Я вскочил с ложа. Через минуту вошла Сеата, одна, без провожатых.

Я бормотал в смущении какие-то извинения, но царевна прервала меня:

– Нет времени, друг мой, слушай.

Она села на мое ложе и взяла меня за руку.

– Слушай. Отец умер. Это скрывают, но это верно. Последнее время он уклонялся от меня. Теперь я могу сказать, что виною этому ты. Я два раза хотела прийти к нему, он не позволял. С ним все время был Болло. У Болло теперь царский меч. Он будет царем. Его признают.

По законам страны прямой наследницей царского венца была сама Сеата. Я подумал, что именно эта потеря так огорчает ее.

– Полно, царевна, – сказал я. – Еще не все потеряно. Да и стоит ли грустить о царском сане. Я убежден, что с ним соединено больше заботы и горестей, чем радостей.

– Ах, ты ничего не понял, – грустно произнесла царевна. – Слушай, я объясню подробнее. Ты знаешь, что у нас давно борются за власть две стороны: знатнейших вельмож и простых лэтеев. Ведь ты же читал наши летописи. Мой отец был царь из партии вельмож. Одно время думали примирить обе партии и для того выдали мою старшую сестру замуж за Болло. Он из простых лэтеев. Но сестра умерла, а Болло остался верен своей партии. Теперь торжествует не он один, а весь второй этаж. А нам всем суждено падение.

Для меня еще многое было неясно.

– Я все еще не вижу ничего особенно ужасного, царевна.

– Ужасно то, – вскричала царевна, вдруг заломив свои мраморные руки, – то ужасно, что как царица я могла остаться свободной… Но я более не царица! Я простая женщина! Я должна повиноваться законам страны. Я уже прожила мою пятнадцатую весну, уже два года как прожила… Мне прикажут… прикажут иметь мужа…

Она произнесла последние слова глухо, глядя в землю. Но вдруг опять ожила, глаза ее вспыхнули, она сжала мою руку.

– Слушай, Толе! Я этого не хочу! Не хочу! Я считаю это позорным. Спасти меня должен ты. Как? Неужели эта серая земля не истомила тебя в те недолгие дни, какие ты томился здесь… А ведь я! И родилась здесь и прожила долгие годы! Ты мудр, мой добрый Толе! Ты найдешь возможность. Уйдем отсюда, умчимся, улетим, улетим хотя бы на твою Звезду! Я тебя умоляю!

Царевна опустилась передо мной на колени, порывисто обняла меня руками, смотрела мне в глаза.

– Царевна Сеата… – говорил я в безумном замешательстве, – ты знаешь, что жизнь моя принадлежит тебе, но я бессилен. Что могу я сделать один и так скоро… я бессилен, царевна.

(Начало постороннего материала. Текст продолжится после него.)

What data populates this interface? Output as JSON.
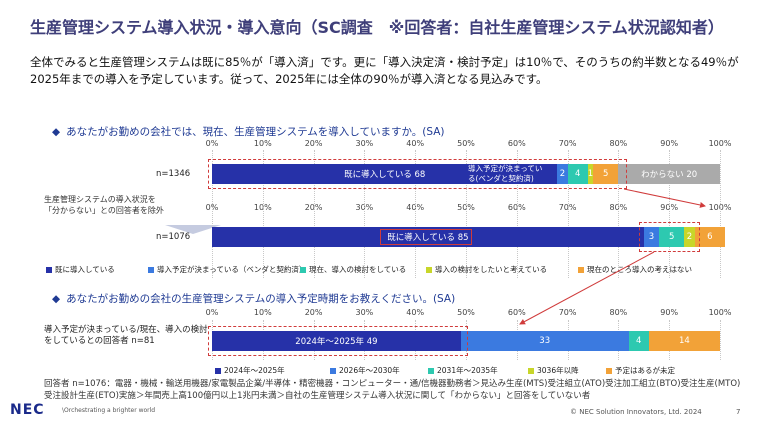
{
  "title": "生産管理システム導入状況・導入意向（SC調査　※回答者：自社生産管理システム状況認知者）",
  "description": "全体でみると生産管理システムは既に85％が「導入済」です。更に「導入決定済・検討予定」は10％で、そのうちの約半数となる49％が2025年までの導入を予定しています。従って、2025年には全体の90％が導入済となる見込みです。",
  "question1": "あなたがお勤めの会社では、現在、生産管理システムを導入していますか。(SA)",
  "question2": "あなたがお勤めの会社の生産管理システムの導入予定時期をお教えください。(SA)",
  "side_note": "生産管理システムの導入状況を「分からない」との回答者を除外",
  "note": "回答者 n=1076：電器・機械・輸送用機器/家電製品企業/半導体・精密機器・コンピューター・通/信機器勤務者＞見込み生産(MTS)受注組立(ATO)受注加工組立(BTO)受注生産(MTO)受注設計生産(ETO)実施＞年間売上高100億円以上1兆円未満＞自社の生産管理システム導入状況に関して「わからない」と回答をしていない者",
  "footer": {
    "logo": "NEC",
    "tagline": "\\Orchestrating a brighter world",
    "copyright": "© NEC Solution Innovators, Ltd. 2024",
    "page": "7"
  },
  "colors": {
    "navy": "#2631a8",
    "blue": "#3b7ae0",
    "teal": "#2dc9b0",
    "yellow": "#c8d62a",
    "orange": "#f2a238",
    "gray": "#aaaaaa",
    "red": "#d03b3b"
  },
  "chart_data": [
    {
      "type": "bar",
      "stacked": true,
      "orientation": "horizontal",
      "xlim": [
        0,
        100
      ],
      "tick_labels": [
        "0%",
        "10%",
        "20%",
        "30%",
        "40%",
        "50%",
        "60%",
        "70%",
        "80%",
        "90%",
        "100%"
      ],
      "rows": [
        {
          "label": "n=1346",
          "segments": [
            {
              "name": "既に導入している",
              "value": 68,
              "label": "既に導入している 68",
              "color": "#2631a8"
            },
            {
              "name": "導入予定が決まっている（ベンダと契約済）",
              "value": 2,
              "label": "2",
              "color": "#3b7ae0",
              "annotation": "導入予定が決まっている(ベンダと契約済)"
            },
            {
              "name": "現在、導入の検討をしている",
              "value": 4,
              "label": "4",
              "color": "#2dc9b0"
            },
            {
              "name": "導入の検討をしたいと考えている",
              "value": 1,
              "label": "1",
              "color": "#c8d62a"
            },
            {
              "name": "現在のところ導入の考えはない",
              "value": 5,
              "label": "5",
              "color": "#f2a238"
            },
            {
              "name": "わからない",
              "value": 20,
              "label": "わからない 20",
              "color": "#aaaaaa"
            }
          ]
        },
        {
          "label": "n=1076",
          "segments": [
            {
              "name": "既に導入している",
              "value": 85,
              "label": "既に導入している 85",
              "color": "#2631a8"
            },
            {
              "name": "導入予定が決まっている（ベンダと契約済）",
              "value": 3,
              "label": "3",
              "color": "#3b7ae0"
            },
            {
              "name": "現在、導入の検討をしている",
              "value": 5,
              "label": "5",
              "color": "#2dc9b0"
            },
            {
              "name": "導入の検討をしたいと考えている",
              "value": 2,
              "label": "2",
              "color": "#c8d62a"
            },
            {
              "name": "現在のところ導入の考えはない",
              "value": 6,
              "label": "6",
              "color": "#f2a238"
            }
          ]
        }
      ],
      "legend": [
        "既に導入している",
        "導入予定が決まっている（ベンダと契約済）",
        "現在、導入の検討をしている",
        "導入の検討をしたいと考えている",
        "現在のところ導入の考えはない"
      ]
    },
    {
      "type": "bar",
      "stacked": true,
      "orientation": "horizontal",
      "xlim": [
        0,
        100
      ],
      "tick_labels": [
        "0%",
        "10%",
        "20%",
        "30%",
        "40%",
        "50%",
        "60%",
        "70%",
        "80%",
        "90%",
        "100%"
      ],
      "rows": [
        {
          "label": "導入予定が決まっている/現在、導入の検討をしているとの回答者 n=81",
          "segments": [
            {
              "name": "2024年～2025年",
              "value": 49,
              "label": "2024年～2025年 49",
              "color": "#2631a8"
            },
            {
              "name": "2026年～2030年",
              "value": 33,
              "label": "33",
              "color": "#3b7ae0"
            },
            {
              "name": "2031年～2035年",
              "value": 4,
              "label": "4",
              "color": "#2dc9b0"
            },
            {
              "name": "3036年以降",
              "value": 0,
              "label": "0",
              "color": "#c8d62a"
            },
            {
              "name": "予定はあるが未定",
              "value": 14,
              "label": "14",
              "color": "#f2a238"
            }
          ]
        }
      ],
      "legend": [
        "2024年～2025年",
        "2026年～2030年",
        "2031年～2035年",
        "3036年以降",
        "予定はあるが未定"
      ]
    }
  ]
}
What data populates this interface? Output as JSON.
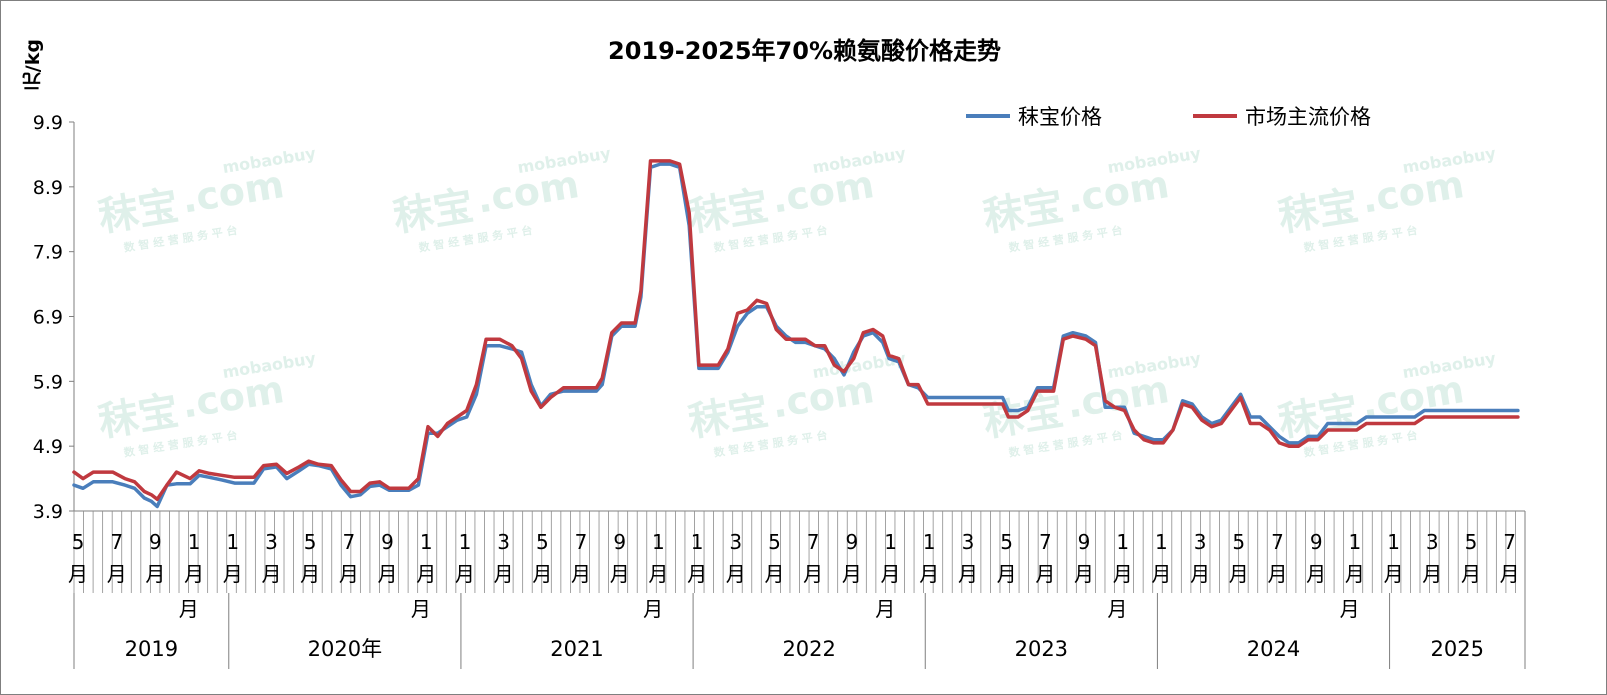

Она медленно и молча встала, хотела идти, но потом упала на ложе и зарыдала.

– Значит, все кончено! Все! И я как простая женщина…

– Будь благоразумна, – успокаивал я, – не все потеряно.

Преодолев на миг рыдания, она крикнула мне:

– Тогда оставь меня. Толе, и беги сам… Беги, беги!.. Тебя не пощадят. Болло уже решил о твоей смерти… Прощай навсегда.

– Мы не можем унестись на другую Звезду, но мы можем бороться с врагами.

Сеата подняла голову.

– Но за Болло весь второй этаж, все лэтеи – их тысяча человек! А моих сторонников, быть может, двадцать человек, да и из них большинство старики или трусы.

– На стороне Болло все лэтеи, – сказал я, – а что, если на нашей стороне будут рабы?

– Рабы? – переспросила царевна и долго смотрела на меня, недоумевая.

16

Было уже совершенно темно, ярко сверкали звезды, когда я подошел к выходу. Стоявший на страже загородил мне дорогу.